Missouri AG stops release of longest-serving wrongfully convicted woman who had been held in prison for 43 years
The Missouri Attorney General has blocked the release of a 64-year-old woman who had her conviction in a 1980 murder overturned last month.
Sandra Hemme, considered the longest-known wrongly incarcerated woman in the US, has spent 43 years behind bars for a 1980 murder that her lawyers say was actually committed by a now-discredited police officer.
A judge ruled on June 14 that Hemme’s conviction was wrongful, ordering her to be retried or released from prison within 30 days.

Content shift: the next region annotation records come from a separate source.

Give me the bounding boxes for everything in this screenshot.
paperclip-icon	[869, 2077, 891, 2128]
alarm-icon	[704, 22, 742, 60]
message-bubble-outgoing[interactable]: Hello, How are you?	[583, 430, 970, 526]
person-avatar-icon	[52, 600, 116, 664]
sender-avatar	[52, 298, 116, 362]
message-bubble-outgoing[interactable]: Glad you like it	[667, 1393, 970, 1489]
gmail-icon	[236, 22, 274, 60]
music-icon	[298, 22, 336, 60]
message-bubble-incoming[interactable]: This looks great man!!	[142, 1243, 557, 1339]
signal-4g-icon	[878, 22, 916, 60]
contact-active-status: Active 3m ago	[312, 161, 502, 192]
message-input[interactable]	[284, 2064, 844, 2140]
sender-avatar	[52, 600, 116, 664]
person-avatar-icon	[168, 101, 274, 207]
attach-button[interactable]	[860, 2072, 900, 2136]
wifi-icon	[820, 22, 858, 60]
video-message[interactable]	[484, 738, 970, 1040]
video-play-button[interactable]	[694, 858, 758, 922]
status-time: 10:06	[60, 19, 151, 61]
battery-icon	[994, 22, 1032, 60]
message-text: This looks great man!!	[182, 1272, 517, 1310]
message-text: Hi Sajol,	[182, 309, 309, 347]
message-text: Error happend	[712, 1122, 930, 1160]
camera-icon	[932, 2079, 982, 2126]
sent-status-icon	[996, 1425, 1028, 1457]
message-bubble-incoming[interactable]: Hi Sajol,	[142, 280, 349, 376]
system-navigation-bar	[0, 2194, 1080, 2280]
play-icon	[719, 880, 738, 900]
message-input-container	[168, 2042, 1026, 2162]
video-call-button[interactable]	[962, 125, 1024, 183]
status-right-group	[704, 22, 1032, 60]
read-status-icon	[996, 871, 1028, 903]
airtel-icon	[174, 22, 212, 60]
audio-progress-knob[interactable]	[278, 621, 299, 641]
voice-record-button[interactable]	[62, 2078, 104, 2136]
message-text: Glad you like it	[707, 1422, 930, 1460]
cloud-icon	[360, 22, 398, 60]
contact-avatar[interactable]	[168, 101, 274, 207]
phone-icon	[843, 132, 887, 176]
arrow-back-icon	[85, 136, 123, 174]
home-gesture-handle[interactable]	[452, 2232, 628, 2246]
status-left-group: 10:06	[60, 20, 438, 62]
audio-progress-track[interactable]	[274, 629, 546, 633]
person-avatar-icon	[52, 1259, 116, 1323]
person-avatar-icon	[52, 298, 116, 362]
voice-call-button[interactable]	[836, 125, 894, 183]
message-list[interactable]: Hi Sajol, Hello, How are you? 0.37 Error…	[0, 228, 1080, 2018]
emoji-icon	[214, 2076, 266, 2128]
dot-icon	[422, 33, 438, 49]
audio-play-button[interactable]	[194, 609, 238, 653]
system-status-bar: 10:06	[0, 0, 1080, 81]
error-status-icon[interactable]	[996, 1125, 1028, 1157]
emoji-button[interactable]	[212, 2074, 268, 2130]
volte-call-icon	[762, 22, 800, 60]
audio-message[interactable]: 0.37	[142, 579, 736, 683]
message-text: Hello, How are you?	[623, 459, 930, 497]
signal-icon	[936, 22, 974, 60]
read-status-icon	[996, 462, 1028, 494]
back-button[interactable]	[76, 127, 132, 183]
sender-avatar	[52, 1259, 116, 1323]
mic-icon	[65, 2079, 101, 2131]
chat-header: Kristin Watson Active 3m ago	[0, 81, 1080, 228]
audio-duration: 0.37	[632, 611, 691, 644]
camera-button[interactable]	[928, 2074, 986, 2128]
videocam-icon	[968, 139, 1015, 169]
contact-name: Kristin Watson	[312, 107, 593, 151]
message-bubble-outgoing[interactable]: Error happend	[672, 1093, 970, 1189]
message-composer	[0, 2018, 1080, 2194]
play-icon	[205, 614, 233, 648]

She was set to be released from Chillicothe Correctional Center near Kansas City on Wednesday. But a lawyer from the state’s AG office objected, and called the prison to ask whether two unrelated sentences — amounting to 12 years in prison — should keep her behind bars, a July 10 court filing states.
Hemme had a two-year sentence imposed July 16, 1984, and a 10-year sentence imposed October 24, 1996, that were both supposed to run consecutive to the murder sentence, which the court overturned in June. Both sentences were related to violence while in prison.
The attorney general’s office typically objects to wrongful conviction claims, according to the Associated Press, and argued that it did not have enough time to fight her release, and asked the appellate court to reconsider.
Her legal team said that keeping her in prison would be a “draconian outcome,” according to the outlet.
The Independent has reached out to representative from the AG’s office and Hemme’s lawyers.
Hemme was a psychiatric patient when she confessed to killing 31-year-old library worker Patricia Jeschke on November 13, 1980.
Jeschke didn’t show up for work, prompting her concerned mother to climb into her apartment through a window to find a gruesome scene – her daughter’s nude body in a pool of blood on the floor. There was a knife under her head, a pair of pantyhose was wrapped around her throat and her limbs were bound with a telephone cord.
Investigators raced to find the killer. Hemme appeared to fit the bill, since her reemergence onto the scene seemed suspicious to authorities. She had most of her life from age 12 onward in inpatient psychiatric care, according to her attorneys at the Innocence Project.
Hemme had been discharged from the psychiatric hospital just one day before Jeschke’s body was found.
During her interview with police, investigators noted that Hemme seemed “mentally confused” while her lawyers said that she provided “wildly contradictory” statements. After accusing a man who could not have possibly been the killer, since he was in an alcohol treatment center at the time of the brutal murder, she pleaded guilty in exchange for removing the possibility of the death penalty.
Her lawyers argued that Michael Holman, a former cop, was actually behind Jeschke’s slaying, as he had tried to use her credit card.
In 2015, after Holman’s death, authorities searched his house to find gold horseshoe-shaped earrings in a closet, which Jeschke’s father said he had given his daughter.
Last month, the appeals court wrote that “no evidence whatsoever outside of Ms Hemme’s unreliable statements connects her to the crime.”
A judge noted: “She is the victim of a manifest injustice.”
Instead, the judge noted that evidence suggests then-police officer Holman was linked to the grisly killing: “This Court finds that the evidence directly ties Holman to this crime and murder scene.”
After the judge’s ruling in June, a statement from Hemme’s lawyers read: “The only evidence that ever connected Ms Hemme to the crime was her own unreliable and false confessions: statements taken from her while she was being treated at the state psychiatric hospital and forcibly given medication literally designed to overpower her will.” They added: “We will continue to fight until all charges are dismissed and Ms. Hemme is reunited with her family.”